Para o escritor José Renato Amorim, “é sempre oportuno lembrar que há uma criança dentro de todos nós.” E é por isso que ele segue publicando livros infantis que tenham a proposta de encantar não só os leitores mirins, mas também os mais crescidos. “João Camaleão” (Paratexto, 24 páginas), obra que acaba de ser lançada com apoio da Lei Murilo Mendes de Incentivo à Cultura, é mais uma aposta dele nessa direção. O público-alvo são crianças de até 10 anos, mas o poeta garante que “os adultos também poderão se deliciar em suas páginas”.
Mas quem é esse João Camaleão? “João é um nome comum, mas de pronúncia forte. Camaleão, como sabemos, é um pequeno animal que muda de cor conforme o ambiente. A fusão de ambos revela que, mesmo o mais forte, está sujeito às interferências do ambiente e são emocionalmente afetados. João é a criança que experimenta uma infinidade de emoções e precisa lidar com elas no cotidiano. Um menino fazendo sua jornada existencial e provando os dissabores e a felicidade.
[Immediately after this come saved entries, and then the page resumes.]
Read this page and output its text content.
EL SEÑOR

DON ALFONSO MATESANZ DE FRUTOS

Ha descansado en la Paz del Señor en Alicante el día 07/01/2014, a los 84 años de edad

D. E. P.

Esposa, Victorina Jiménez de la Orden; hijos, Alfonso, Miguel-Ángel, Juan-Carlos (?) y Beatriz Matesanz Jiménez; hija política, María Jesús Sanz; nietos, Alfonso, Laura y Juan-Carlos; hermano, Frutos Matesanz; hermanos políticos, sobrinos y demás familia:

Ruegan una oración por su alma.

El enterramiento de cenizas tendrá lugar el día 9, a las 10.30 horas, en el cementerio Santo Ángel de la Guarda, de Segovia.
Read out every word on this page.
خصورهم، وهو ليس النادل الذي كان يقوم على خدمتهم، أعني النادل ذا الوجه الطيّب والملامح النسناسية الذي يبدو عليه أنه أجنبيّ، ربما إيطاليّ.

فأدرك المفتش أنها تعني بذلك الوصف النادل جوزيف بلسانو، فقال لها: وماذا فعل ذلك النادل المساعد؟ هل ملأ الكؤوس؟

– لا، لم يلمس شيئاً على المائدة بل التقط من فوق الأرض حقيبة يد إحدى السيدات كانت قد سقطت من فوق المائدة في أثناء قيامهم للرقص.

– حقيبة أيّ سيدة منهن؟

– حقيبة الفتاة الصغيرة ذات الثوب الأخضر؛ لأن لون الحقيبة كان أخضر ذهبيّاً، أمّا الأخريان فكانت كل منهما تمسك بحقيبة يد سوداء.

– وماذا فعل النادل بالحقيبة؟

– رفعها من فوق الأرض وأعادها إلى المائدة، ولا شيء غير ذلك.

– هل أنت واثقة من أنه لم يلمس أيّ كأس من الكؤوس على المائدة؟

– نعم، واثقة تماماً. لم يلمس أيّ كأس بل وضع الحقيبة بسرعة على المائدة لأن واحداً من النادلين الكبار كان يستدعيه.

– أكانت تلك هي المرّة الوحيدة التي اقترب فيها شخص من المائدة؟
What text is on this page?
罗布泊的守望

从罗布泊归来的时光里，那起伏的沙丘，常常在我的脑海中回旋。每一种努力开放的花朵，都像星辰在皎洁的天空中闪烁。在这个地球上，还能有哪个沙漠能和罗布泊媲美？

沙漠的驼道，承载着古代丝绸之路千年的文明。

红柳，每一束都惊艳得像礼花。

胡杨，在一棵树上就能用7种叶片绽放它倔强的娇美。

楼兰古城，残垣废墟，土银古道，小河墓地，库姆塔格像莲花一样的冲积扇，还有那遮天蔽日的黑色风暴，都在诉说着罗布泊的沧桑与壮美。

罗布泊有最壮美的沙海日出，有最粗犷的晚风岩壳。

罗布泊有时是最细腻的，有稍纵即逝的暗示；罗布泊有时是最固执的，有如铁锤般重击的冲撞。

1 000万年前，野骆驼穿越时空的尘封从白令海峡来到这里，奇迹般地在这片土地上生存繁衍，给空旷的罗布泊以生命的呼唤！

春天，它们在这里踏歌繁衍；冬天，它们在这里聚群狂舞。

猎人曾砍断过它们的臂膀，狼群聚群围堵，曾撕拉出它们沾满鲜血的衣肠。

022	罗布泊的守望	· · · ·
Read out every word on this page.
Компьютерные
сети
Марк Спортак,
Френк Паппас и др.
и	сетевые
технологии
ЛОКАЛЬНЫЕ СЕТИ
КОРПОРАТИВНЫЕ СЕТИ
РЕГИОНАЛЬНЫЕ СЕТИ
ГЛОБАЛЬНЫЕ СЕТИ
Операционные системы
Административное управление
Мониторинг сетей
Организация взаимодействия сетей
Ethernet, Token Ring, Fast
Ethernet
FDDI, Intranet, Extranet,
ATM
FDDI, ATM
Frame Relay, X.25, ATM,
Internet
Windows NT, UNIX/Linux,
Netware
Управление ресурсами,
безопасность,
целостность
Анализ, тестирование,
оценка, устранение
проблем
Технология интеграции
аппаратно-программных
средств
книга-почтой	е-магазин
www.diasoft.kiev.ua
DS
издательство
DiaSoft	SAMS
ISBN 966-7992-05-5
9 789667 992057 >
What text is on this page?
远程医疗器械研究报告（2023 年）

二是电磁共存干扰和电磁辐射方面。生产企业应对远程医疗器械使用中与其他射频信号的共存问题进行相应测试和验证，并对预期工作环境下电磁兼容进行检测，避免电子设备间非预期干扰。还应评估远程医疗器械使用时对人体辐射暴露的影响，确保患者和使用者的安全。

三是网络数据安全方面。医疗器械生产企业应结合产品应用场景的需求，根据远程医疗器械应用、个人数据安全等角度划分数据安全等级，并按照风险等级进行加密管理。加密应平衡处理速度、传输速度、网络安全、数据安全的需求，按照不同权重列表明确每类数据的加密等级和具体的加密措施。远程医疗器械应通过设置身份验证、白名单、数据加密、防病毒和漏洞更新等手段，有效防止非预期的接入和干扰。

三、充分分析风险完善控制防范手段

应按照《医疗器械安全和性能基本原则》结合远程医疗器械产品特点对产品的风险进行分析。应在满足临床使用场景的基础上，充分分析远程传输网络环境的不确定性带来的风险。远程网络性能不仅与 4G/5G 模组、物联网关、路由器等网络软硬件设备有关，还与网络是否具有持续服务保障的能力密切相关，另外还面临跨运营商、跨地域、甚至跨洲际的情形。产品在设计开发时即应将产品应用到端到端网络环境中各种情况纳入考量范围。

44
Porém, João pode ser também eu, você e o leitor”, comenta Amorim, ressaltando que a jornada pelas páginas da obra é bem lúdica e poética.
Segundo o autor, o livro foi produzido enquanto ele fazia uma pós-graduação em literatura infantil, e a inspiração veio durante um estudo das cores. Dessa forma, elas são fundamentais nessa aventura, que ele criou em diálogo com as ilustrações de Alberto Pinto e Carolina Magalhães. Quanto às cores, elas ficaram por conta de Julliana Jacome. Aliás, importante mencionar que foi também no curso que brotou a ideia de contar essa história em forma de versos.
Marisa Loures – O seu livro foi produzido durante sua pós-graduação em literatura infantil, e a inspiração veio quando você fazia o estudo das cores. Conte-nos como foi essa experiência. O que você aprendeu nas aulas de cores, com o professor Camilo Martins, e, depois, nas aulas de poesia, com o escritor Leo Cunha, e que foram levados para “João Camaleão”?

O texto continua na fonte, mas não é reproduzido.